Partai berlambang banteng itu menyampaikan penghormatan setinggi-tingginya. Praka Farizal gugur di Lebanon Selatan pada 29 Maret 2026, saat menjalankan tugas mulia sebagai penjaga misi perdamaian PBB. Menurut PDIP, gugurnya prajurit TNI itu adalah bukti nyata komitmen profesional Indonesia di kancah global.
"Secara tegas TNI menunjukkan komitmennya dalam melaksanakan tugas sebagai bagian dari misi perdamaian dunia secara profesional dan penuh tanggung jawab," tegas pernyataan tersebut.
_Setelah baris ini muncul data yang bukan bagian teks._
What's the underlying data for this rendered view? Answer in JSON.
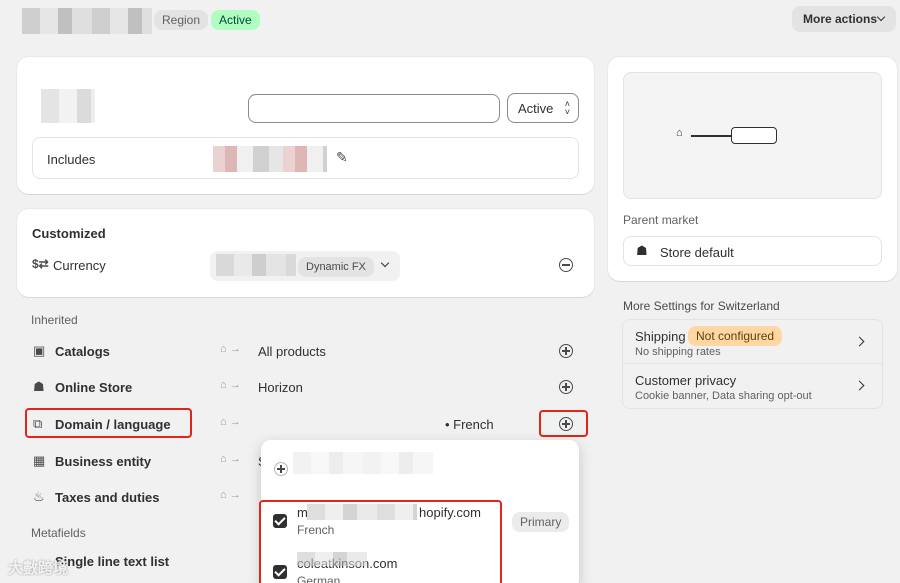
{
  "header": {
    "badge_region": "Region",
    "badge_active": "Active",
    "more_actions": "More actions"
  },
  "top_card": {
    "status_select": "Active",
    "includes_label": "Includes"
  },
  "customized": {
    "heading": "Customized",
    "currency_label": "Currency",
    "dynamic_fx": "Dynamic FX"
  },
  "inherited": {
    "heading": "Inherited",
    "rows": [
      {
        "label": "Catalogs",
        "value": "All products"
      },
      {
        "label": "Online Store",
        "value": "Horizon"
      },
      {
        "label": "Domain / language",
        "value": "• French"
      },
      {
        "label": "Business entity",
        "value": "S"
      },
      {
        "label": "Taxes and duties",
        "value": ""
      }
    ]
  },
  "metafields": {
    "heading": "Metafields",
    "row_label": "Single line text list"
  },
  "dropdown": {
    "items": [
      {
        "domain": "m",
        "domain_suffix": "hopify.com",
        "language": "French",
        "badge": "Primary"
      },
      {
        "domain": "coleatkinson.com",
        "language": "German"
      }
    ]
  },
  "right": {
    "parent_market_label": "Parent market",
    "store_default": "Store default",
    "more_settings_title": "More Settings for Switzerland",
    "shipping_title": "Shipping",
    "shipping_badge": "Not configured",
    "shipping_sub": "No shipping rates",
    "privacy_title": "Customer privacy",
    "privacy_sub": "Cookie banner, Data sharing opt-out"
  },
  "watermark": "大數跨境",
  "colors": {
    "accent_red": "#e0251c",
    "active_badge_bg": "#affebf",
    "warning_badge_bg": "#ffd6a4"
  }
}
Lebih jauh, PDIP menilai pengorbanan prajurit seperti Farizal bukan hal sepele. Mereka adalah perisai bangsa dan perwujudan konkrit dari amanat konstitusi, khususnya Pembukaan UUD 1945, yang menyebutkan tentang ikut melaksanakan ketertiban dunia berdasarkan perdamaian abadi dan keadilan sosial.
Pernyataan itu menutup dengan refleksi panjang. Selama hampir tujuh dekase, Kontingen Garuda telah menjadi kebanggaan diplomasi Indonesia.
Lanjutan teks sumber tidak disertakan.